PSoC™ 3 (CY8C3xxxxシリーズ) では、PSoC™ 1の12ビット ブロックからオーディオレートで動作可能な16ビットシグマデルタADCを搭載するなど、アナログ性能を向上させたほか、SAR (Sequential Approxitation Register) 変換技術により低データレートで20ビット性能を達成しました。また、フラッシュ メモリの容量を256 kbに増やし、MCUコアを最大67 MHzで動作可能な汎用8051に変更しました。

PSoC™ 3は、PSoC™ 5 (CY8C5シリーズ) の基礎を形成しましたが、これはPSoC™ 3を大型化したもので、32ビット80 MHz Arm Cortex M3コアに移行しました。PSoC™ 5は非常に多くの機能を備えており、チップ上のブレッドボード ラボと表現されることもあります。PSoC™ 5は、遊んで楽しいだけでなく、複雑なアプリケーションを構築するのにも最適です。

PSoC™ 3とPSoC™ 5は両製品とも2009年にリリースされ、PSoC™ 1に比べアドレス可能な市場機会が大幅に拡大しました。2009年のサイプレスの年次報告書では、PSoC™ 3のアナログ機能により、設計において最大30個のディスクリート アナログICが不要になり、8.92ドル以上のコスト削減が可能になると強調されています (図2参照)。

PSoC™ 4 および PSoC™ 6

2000年代半ばには、サイプレスがPSoC™で確立したリードに競合他社が追いついてきました。

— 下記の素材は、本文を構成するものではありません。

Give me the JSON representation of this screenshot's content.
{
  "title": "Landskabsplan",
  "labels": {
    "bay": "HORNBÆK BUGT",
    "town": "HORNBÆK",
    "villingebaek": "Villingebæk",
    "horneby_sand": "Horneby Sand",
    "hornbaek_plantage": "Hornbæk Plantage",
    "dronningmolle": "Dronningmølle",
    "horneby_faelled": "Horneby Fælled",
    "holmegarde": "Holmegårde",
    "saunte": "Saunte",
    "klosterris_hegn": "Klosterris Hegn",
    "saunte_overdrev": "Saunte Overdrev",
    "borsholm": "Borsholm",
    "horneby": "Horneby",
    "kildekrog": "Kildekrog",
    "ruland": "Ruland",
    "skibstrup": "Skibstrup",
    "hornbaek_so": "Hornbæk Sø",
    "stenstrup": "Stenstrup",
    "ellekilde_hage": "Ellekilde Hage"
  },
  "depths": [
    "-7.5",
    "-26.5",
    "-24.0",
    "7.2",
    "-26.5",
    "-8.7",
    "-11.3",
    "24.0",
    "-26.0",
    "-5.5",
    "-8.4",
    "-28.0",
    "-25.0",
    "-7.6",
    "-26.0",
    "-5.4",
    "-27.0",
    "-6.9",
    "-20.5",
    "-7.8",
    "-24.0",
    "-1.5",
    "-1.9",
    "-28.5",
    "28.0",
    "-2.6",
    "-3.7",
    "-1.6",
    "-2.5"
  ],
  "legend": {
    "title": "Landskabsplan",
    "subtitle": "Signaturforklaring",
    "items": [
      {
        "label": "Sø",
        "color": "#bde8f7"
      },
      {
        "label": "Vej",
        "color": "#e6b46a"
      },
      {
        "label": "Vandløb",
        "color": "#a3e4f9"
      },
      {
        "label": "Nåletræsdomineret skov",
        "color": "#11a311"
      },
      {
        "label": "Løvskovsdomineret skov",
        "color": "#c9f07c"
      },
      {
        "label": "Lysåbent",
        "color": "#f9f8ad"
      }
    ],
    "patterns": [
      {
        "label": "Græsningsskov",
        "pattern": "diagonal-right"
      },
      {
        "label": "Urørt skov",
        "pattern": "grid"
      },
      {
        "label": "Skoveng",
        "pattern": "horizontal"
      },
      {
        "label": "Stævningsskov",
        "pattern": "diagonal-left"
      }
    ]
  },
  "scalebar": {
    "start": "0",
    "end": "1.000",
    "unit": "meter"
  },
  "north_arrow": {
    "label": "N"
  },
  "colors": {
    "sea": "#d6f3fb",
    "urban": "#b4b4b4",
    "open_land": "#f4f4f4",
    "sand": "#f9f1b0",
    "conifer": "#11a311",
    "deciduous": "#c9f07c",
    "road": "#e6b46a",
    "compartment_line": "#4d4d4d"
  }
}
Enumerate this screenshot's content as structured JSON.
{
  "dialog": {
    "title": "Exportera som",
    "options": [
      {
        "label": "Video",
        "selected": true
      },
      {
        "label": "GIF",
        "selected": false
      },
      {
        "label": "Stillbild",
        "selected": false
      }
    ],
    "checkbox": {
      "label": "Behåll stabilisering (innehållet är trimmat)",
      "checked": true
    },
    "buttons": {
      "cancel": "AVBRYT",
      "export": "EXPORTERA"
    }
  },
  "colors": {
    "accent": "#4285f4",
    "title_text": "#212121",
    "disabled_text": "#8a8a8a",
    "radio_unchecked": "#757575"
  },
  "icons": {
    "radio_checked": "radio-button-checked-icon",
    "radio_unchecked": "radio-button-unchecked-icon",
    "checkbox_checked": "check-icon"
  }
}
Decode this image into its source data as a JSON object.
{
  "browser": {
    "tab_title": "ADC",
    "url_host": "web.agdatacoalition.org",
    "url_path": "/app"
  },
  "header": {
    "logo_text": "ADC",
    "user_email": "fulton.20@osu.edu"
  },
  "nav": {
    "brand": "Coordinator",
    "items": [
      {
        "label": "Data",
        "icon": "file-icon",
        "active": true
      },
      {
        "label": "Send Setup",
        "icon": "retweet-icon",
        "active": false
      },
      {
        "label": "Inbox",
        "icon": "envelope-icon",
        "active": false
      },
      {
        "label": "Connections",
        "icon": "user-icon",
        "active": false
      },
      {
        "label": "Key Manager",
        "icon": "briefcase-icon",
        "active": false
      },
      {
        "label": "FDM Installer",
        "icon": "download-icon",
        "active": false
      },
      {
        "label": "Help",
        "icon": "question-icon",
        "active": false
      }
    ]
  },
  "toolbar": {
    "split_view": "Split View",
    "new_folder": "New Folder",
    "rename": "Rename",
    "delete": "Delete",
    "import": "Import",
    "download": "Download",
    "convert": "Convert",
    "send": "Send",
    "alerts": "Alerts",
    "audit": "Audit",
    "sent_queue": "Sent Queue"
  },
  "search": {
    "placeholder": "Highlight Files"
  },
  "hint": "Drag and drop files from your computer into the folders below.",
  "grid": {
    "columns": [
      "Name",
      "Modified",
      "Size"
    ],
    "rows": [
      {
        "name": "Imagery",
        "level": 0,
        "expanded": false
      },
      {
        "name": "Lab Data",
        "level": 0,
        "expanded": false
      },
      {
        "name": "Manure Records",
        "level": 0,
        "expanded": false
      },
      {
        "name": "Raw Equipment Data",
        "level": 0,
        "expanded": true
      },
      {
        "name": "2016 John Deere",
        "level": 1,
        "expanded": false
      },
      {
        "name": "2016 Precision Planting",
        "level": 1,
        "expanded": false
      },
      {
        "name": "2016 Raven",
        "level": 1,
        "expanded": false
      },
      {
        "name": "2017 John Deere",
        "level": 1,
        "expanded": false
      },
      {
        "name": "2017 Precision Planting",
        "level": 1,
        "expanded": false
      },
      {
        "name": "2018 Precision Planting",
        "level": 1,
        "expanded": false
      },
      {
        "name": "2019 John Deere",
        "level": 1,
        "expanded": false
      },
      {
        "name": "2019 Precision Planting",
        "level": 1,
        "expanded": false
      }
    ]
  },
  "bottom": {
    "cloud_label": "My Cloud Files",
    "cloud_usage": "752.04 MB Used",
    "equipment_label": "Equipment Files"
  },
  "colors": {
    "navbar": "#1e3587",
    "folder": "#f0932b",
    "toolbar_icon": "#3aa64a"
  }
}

PSoC™は常に性能、機能セット、コスト間の妥協点の最適解であり、10年間この点を前面に打ち出してきました。PSoC™ 3とPSoC™ 5に続き、デバイスの複雑さを最適化しながら、スリープ時の消費電力と性能を向上させることに開発の重点を置きました。PSoC™ 4では、最大48 MHzの32ビットArm Cortex-M0コアを統合し、より小さなジオメトリで構成されました。PSoC™ 4は、PSoC™ 3とPSoC™ 5のほぼ中間に位置する複雑さで、細かく調整された静電容量式タッチ技術を特徴としています。多くの大手白物家電メーカーがHMIアプリケーション用にいち早く採用しました。LCDガラスの駆動、タッチセンシング インターフェースの操作、および制御機能を備えたPSoC™ 4は、コスト重視の多くの量産型民生製品で大きな成功を収めました。

HMIアプリケーションを重視した結果バッテリー駆動の小型デバイスへの対応という需要が高まってきたため、次に開発したのがPSoC™ 6でした。PSoC™ 6は、40 nmプロセスをベースにPSoC™ 4のプログラマブル機能を備え、最大150 MHz動作のArm Cortex-M4コアにBluetooth Low Energy (BLE) トランシーバーを追加しています。また、X.509暗号化機能とハードウェア ベースのTrusted実行環境の統合により、PSoC™ 6はIoTアプリケーションやその他のウェアラブル家電に使用される柔軟な低消費電力マイコンの成長市場にうまく適合しています。デュアルコアのPSoC™ 6は、100 MHz動作が可能な超低消費電力のArm Cortex M0+コアを追加搭載しています。

PSoC™の旅は続く

PSoC™ 1の控えめ幕開けから、PSoC™の旅はいまも続いています。PSoC™ 4とPSoC™ 6への投資を継続し、ウェアラブル、ヒアラブル、その他のIoT機器開発に取り組んでいる組み込み開発者への訴求力を高めています。PSoC™ 6はソリューション指向のアプローチにより、プログラマブルなアナログおよびデジタル ブロック、市場をリードするMIPS/mW性能、BLEコネクティビティを適切なバランスで最適化します。

PSoC™は、その柔軟性とプログラマビリティが組み込み開発者に受け入れられ、設計のたびにその力を発揮しています。